Google Virtual NIC - the standard high-performance virtual NIC on modern Compute Engine instances. Carries normal TCP/IP traffic (including NFS to Filestore). On H4D nodes it serves as the primary NIC alongside an IRDMA secondary NIC.

IRDMA NIC

What is an IRDMA NIC?

The NIC type GCP uses for Falcon RDMA on H4D. Attached as a second network interface on each H4D VM, on a Falcon-enabled VPC subnet. The kernel-side driver is the irdma module (loaded automatically at boot by the published GCHP image).

Image

What is a GCP Image?

A snapshot of a VM’s boot disk that can be used to launch new VMs. The gchp-h4d-rocky8-v2 image (this guide) has the kernel modules, system packages, and first-boot scripts required to run GCHP on H4D. See The GCHP compute image and Falcon RDMA for details.

AWS equivalent: AMI.

VPC

What is a VPC on GCP?

Virtual Private Cloud - the networking layer that connects your VMs. Cluster Toolkit creates a regional VPC for the cluster. Falcon RDMA requires a second, zone-pinned VPC with a vpc-falcon network profile.

Service Quota

What is a Service Quota?

A regional or global limit on how many of a particular resource (CPUs, IP addresses, Filestore TB) you can create. Default quotas on a fresh project are low; raise them via IAM & Admin -> Quotas & System Limits.

AWS equivalent: Service Quotas / vCPU limits.

IAM (Identity and Access Management) on GCP

What is IAM on GCP?

Google’s identity and authorization framework. IAM controls who (users, groups, service accounts) can do what (compute.admin, file.editor, etc.) to which resources. Permission grants are made by binding a role (a named set of permissions) to a principal (a user, group, or service account).

When you run terraform apply to deploy a cluster, your user needs roles/compute.admin, roles/file.editor, and several others - listed in Quickstart I: Prepare Your GCP Environment.

Billing Export to BigQuery

What is Billing Export to BigQuery?

A GCP feature that mirrors every billing event into a BigQuery table for SQL analysis. The cleanest way to audit your spend by service over arbitrary time ranges. Enable in Billing -> Billing export.

After 24 hours, you can run queries like:

SELECT service.description, sku.description, SUM(cost) AS usd
FROM `<project>.billing.gcp_billing_export_*`
WHERE invoice.month = FORMAT_DATE('%Y%m', CURRENT_DATE())
GROUP BY 1, 2 ORDER BY usd DESC

Cloud Storage

What is Cloud Storage?

GCP’s object store. Useful for archiving simulation output before tearing down the cluster (terraform destroy) so that destroying Filestore does not lose your results.

AWS equivalent: S3.

OS Login

What is OS Login?

Google’s recommended SSH access mechanism. Instead of putting public keys into instance metadata, OS Login lets users SSH with their GCP IAM identity. The published gchp-h4d-rocky8 image works with both approaches.

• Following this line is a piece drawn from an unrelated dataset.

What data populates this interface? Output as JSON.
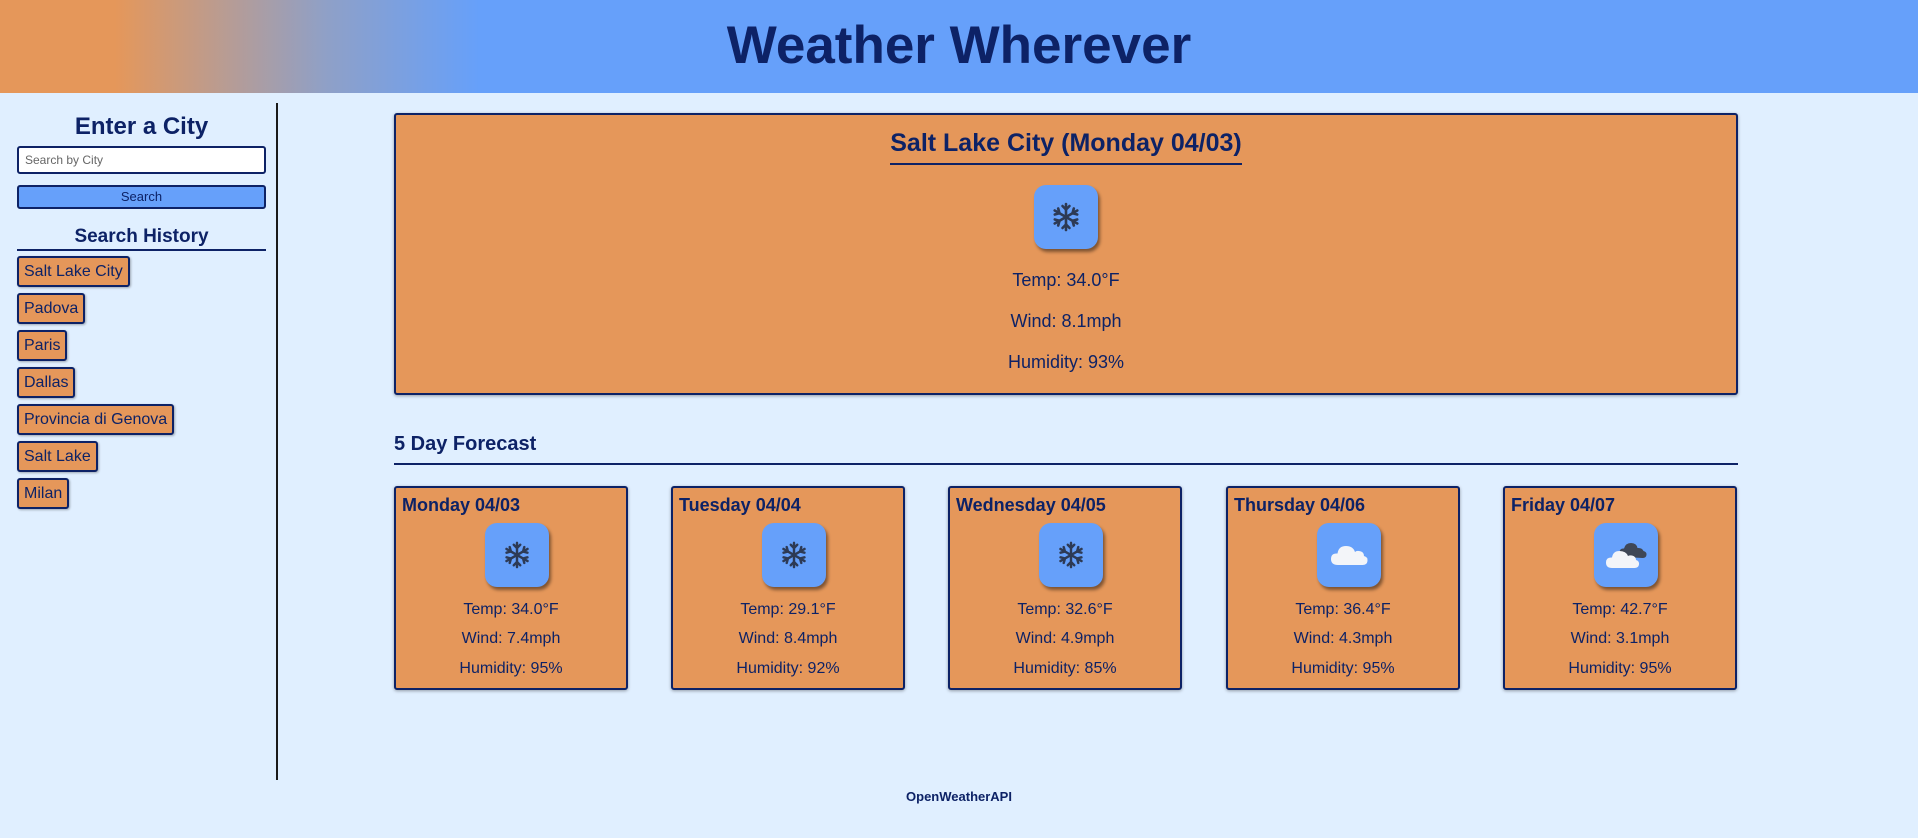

Dynamic Workload Scheduler (DWS) Flex Start

What is DWS Flex Start?

A provisioning mode where you ask GCP to run a job “sometime in the next N hours” instead of demanding the resource right now. The scheduler queues your request and starts it when capacity is available. Cheaper than reservations; the right choice for H4D runs that hit ZONE_RESOURCE_POOL_EXHAUSTED stockouts.

Submit with --provisioning-model=FLEX_START on gcloud compute instances bulk create.